Au cours des dernières années, trop nombreuses pour que je les regrette aujourd’hui, j’ai perdu le contact avec lui. Il ne venait plus ici, ses articles étaient de plus en plus rares et la longue maladie qui l’affligeait l’a fait reculer de plus en plus jusqu’à sa fin hier après-midi.

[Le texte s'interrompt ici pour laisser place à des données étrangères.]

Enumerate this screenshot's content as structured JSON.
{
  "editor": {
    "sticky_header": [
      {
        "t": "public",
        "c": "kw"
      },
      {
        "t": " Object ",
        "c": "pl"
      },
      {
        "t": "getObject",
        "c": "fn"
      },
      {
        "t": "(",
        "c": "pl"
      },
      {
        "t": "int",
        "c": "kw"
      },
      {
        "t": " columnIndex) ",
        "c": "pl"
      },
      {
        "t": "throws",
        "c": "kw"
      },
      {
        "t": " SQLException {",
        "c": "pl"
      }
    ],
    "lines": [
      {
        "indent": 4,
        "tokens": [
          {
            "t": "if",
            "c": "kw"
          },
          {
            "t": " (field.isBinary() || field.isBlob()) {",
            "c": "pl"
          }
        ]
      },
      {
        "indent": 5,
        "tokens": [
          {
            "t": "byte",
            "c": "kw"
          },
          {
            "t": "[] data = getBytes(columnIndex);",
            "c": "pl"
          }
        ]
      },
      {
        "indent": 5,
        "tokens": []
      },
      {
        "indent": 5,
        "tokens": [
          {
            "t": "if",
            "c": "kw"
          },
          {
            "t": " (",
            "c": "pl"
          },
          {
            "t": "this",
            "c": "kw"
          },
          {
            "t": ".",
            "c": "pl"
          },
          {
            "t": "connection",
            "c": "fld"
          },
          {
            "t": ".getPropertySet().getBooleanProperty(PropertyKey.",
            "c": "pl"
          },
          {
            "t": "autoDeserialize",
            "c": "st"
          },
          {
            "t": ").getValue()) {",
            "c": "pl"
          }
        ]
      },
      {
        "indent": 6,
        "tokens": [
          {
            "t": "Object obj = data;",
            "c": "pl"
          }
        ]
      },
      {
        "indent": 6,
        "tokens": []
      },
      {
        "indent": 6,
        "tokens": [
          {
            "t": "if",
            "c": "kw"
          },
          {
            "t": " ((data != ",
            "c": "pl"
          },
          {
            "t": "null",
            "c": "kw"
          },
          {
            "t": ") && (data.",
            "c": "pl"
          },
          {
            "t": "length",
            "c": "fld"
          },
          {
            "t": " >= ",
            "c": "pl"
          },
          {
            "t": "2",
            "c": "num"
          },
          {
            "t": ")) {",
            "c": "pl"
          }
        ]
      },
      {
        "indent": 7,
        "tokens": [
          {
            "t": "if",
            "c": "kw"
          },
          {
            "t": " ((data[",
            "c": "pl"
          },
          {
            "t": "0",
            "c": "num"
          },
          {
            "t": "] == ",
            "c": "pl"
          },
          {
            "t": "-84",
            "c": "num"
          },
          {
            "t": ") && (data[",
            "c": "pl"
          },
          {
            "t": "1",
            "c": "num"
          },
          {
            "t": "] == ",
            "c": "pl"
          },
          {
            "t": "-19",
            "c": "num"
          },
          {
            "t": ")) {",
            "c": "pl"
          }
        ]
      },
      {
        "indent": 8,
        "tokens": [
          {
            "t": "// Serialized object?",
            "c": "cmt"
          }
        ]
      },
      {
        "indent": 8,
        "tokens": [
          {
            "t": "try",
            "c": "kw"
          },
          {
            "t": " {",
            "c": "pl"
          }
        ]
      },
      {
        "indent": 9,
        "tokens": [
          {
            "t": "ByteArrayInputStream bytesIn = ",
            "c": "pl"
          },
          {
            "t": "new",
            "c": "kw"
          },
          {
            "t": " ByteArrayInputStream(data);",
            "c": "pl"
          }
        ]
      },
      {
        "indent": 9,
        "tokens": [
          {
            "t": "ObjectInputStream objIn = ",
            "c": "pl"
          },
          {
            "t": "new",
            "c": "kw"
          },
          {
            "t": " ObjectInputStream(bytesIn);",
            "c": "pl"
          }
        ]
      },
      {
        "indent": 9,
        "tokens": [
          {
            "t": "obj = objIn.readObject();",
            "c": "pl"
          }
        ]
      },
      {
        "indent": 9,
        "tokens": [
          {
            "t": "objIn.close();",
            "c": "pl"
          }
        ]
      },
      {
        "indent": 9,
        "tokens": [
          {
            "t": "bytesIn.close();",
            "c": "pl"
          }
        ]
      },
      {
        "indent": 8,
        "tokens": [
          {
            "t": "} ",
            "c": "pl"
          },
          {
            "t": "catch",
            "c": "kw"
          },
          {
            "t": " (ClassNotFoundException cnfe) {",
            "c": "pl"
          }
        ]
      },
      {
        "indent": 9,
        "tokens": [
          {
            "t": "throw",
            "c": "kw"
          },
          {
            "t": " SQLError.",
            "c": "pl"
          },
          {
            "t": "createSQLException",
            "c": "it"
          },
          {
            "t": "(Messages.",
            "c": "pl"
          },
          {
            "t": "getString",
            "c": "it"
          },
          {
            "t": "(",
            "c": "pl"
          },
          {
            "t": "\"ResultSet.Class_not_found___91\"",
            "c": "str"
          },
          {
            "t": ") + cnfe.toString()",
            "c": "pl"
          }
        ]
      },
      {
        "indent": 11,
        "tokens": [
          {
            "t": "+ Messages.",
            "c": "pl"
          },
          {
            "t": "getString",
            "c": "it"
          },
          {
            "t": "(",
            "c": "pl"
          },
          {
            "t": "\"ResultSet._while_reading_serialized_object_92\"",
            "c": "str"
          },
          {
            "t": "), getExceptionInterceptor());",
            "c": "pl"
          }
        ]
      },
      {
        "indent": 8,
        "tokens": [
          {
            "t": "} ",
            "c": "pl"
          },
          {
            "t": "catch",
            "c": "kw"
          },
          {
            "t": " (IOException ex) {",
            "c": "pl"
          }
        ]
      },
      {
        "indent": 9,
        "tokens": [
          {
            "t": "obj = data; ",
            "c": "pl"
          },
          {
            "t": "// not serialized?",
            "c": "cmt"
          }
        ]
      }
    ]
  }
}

J’ai toujours été attiré par ses articles et ses livres, mais surtout par son style littéraire. Une prose simple - loin de toute rhétorique et de citations péremptoires - et surtout chaleureuse. Oui, une prose très chaleureuse, toujours imprégnée d’un grand sens humaniste, même dans des écrits très rudes. Par exemple, Le suicide de Marcial, qui a provoqué un grand débat dans la gauche révolutionnaire de Notre Amérique au début des années 80, parce qu’il exigeait de connaître la vérité, toute la vérité, « qui est toujours révolutionnaire », sur les raisons du suicide de Salvador Carpio (Marcial), le principal et historique dirigeant de la révolution salvadorienne. Ou encore dans ce formidable essai A la luz del relámpago. (Textes publiés respectivement dans Rev. Nexos et Cuadernos del Sur).
J’ai un immense respect pour cette génération, aujourd’hui âgée d’environ 95 ans, dont Adolfo fait partie, qui a affronté avec courage cette période de montée du capitalisme et du stalinisme. Ces jours-ci, Seba Volkov et Hugo Blanco nous ont également quittés. Trop de pertes en somme.
Je n’ai pas eu avec Adolfo les mêmes relations politiques et amicales qu’avec Almeyra, mais je garde un excellent souvenir de sa personnalité et de sa chaleur humaine. J’ai beaucoup appris de lui, de ses écrits, de sa vision internationaliste, de sa façon de penser, de sa capacité d’écoute et de nos rencontres et désaccords.
Camarade et maître Adolfo Gilly, que la terre te soit légère.